いよいよ読書会を明日に控えたため、メモ程度に課題作品のシュティフターの「水晶」についての雑感を再度まとめておきたいと思う。



 先般の投稿において「水晶」は厳かな人間讃歌であるとの雑感を述べた。
これはもうわたしの中で揺るぎないものであり、それに尽きる小説であった。
勿論個人的な雑感のため、もし読まれた場合わたしと異なる思いを抱くことは多々あると思う。

 その反面であるが、この小説の原動力であり主役は靴職人夫婦でもその子どもたちでもなく、あくまで「自然」そのものであるとわたしは思っている。

 舞台となっているクシャイトの村は、滅多に人が出てゆくことはなく、ほとんどの人がそこで生涯過ごすということである。

 そしてこの人々の暮らしを育むのは、周りに広がる長閑な自然であり、揺るぎなく人々を見下ろす白い雪山であり、それら自然がもたらす恩恵や厳しさを基点に人々が暮らしを営み、そこで生きてゆく術を身に着け、また次の世代もその前の世代に倣い堅実な暮らしを営み伝統を受け継ぐという厳かなるものがこの小説にある。

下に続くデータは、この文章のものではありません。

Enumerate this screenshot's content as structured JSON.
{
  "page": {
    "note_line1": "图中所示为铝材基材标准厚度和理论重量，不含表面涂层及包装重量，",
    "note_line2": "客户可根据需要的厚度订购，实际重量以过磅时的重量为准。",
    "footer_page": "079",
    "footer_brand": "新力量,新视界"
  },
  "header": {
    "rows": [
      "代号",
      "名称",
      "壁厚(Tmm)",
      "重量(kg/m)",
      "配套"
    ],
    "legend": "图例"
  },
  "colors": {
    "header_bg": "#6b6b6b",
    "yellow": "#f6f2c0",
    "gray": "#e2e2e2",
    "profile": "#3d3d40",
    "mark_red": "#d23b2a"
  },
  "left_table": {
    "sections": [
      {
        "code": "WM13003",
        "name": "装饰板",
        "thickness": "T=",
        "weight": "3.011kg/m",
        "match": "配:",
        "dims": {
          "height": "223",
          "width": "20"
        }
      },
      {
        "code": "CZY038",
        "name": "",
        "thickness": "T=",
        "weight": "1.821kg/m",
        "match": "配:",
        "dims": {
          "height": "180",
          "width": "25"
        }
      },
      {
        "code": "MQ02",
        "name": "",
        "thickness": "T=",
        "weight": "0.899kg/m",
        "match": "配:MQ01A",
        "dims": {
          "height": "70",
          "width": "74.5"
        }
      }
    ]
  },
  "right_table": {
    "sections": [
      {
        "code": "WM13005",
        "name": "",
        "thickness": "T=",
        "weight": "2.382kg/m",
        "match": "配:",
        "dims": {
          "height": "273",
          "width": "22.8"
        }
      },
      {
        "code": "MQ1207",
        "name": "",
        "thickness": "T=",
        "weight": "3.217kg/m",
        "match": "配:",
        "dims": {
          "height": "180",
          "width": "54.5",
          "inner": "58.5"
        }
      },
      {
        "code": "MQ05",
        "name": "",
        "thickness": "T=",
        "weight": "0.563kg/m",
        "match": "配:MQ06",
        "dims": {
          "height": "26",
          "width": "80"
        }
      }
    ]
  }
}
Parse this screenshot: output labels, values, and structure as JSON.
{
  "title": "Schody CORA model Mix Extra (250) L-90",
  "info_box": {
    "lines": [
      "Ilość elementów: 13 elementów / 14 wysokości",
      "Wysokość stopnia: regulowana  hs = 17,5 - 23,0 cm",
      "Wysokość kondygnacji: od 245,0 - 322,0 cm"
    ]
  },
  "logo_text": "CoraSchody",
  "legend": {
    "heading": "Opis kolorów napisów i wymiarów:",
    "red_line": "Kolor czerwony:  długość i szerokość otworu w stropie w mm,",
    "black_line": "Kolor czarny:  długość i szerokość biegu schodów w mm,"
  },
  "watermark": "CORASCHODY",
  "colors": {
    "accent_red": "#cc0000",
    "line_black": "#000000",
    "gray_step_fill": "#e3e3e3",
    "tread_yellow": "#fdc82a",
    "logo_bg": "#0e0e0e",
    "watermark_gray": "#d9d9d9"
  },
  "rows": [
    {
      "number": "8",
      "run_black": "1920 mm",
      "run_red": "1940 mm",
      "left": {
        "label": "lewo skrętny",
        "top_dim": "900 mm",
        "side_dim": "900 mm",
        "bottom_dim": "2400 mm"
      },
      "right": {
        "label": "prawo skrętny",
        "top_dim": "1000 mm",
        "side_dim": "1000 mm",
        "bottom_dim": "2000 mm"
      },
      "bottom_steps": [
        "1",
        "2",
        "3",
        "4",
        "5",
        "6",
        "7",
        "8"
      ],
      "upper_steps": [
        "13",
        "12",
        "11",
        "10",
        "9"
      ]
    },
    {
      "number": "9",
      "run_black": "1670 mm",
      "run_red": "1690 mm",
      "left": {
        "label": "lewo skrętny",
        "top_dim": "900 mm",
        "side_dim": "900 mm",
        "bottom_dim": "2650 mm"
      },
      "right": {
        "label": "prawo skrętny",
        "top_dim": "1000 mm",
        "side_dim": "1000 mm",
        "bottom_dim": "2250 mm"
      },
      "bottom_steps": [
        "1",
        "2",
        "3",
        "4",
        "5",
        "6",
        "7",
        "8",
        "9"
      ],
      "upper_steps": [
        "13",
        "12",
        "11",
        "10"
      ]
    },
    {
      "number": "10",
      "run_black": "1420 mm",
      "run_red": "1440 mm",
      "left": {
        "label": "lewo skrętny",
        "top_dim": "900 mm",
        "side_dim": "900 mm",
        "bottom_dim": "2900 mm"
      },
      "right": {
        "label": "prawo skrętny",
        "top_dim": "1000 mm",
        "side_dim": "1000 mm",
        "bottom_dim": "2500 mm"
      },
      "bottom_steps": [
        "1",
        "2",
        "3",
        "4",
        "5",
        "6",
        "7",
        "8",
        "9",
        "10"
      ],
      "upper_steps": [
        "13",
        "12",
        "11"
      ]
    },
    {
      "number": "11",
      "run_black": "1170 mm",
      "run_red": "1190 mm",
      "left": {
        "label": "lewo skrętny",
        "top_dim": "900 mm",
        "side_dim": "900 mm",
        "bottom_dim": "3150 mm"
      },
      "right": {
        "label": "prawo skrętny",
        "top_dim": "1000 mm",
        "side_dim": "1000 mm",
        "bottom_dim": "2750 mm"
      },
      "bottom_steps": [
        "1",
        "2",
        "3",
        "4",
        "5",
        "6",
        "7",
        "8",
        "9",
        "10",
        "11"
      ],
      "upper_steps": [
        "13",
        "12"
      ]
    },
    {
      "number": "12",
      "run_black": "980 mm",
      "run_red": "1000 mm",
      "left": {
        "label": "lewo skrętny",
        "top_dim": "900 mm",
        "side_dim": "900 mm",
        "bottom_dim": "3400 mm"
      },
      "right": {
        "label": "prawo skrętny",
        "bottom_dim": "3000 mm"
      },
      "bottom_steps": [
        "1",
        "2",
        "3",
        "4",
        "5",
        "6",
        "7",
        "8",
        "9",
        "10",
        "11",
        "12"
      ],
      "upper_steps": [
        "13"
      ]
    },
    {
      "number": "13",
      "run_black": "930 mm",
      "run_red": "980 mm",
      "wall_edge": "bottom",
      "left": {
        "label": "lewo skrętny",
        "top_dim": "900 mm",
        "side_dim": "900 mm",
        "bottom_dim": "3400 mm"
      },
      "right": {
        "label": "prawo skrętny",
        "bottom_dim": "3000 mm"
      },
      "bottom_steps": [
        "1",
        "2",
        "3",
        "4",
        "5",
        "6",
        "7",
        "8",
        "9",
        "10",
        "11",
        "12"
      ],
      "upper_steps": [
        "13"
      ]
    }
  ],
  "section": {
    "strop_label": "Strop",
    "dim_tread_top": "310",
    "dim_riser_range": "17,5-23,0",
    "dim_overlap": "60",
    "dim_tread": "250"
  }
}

 そのような生き方であるからこそ形成された閉鎖的感情と、共同で危機を脱した経験からその垣根が取れるという人間の普遍的精神もあわせて感じることができる。

 このように人間そのものに光を当てたのが「水晶」なのであるが、それらを司るのは大いなる自然であり、人間はその大自然の中のごく一部のものであることが、そのように書いていないながらも作中から十分うかがい知ることができる。

 「水晶」は子どもたちが遭難した時に見た、他の追従を許さない壮大厳格かつ幻想的な氷の風景、自然の織り成した結果の風景であると思う。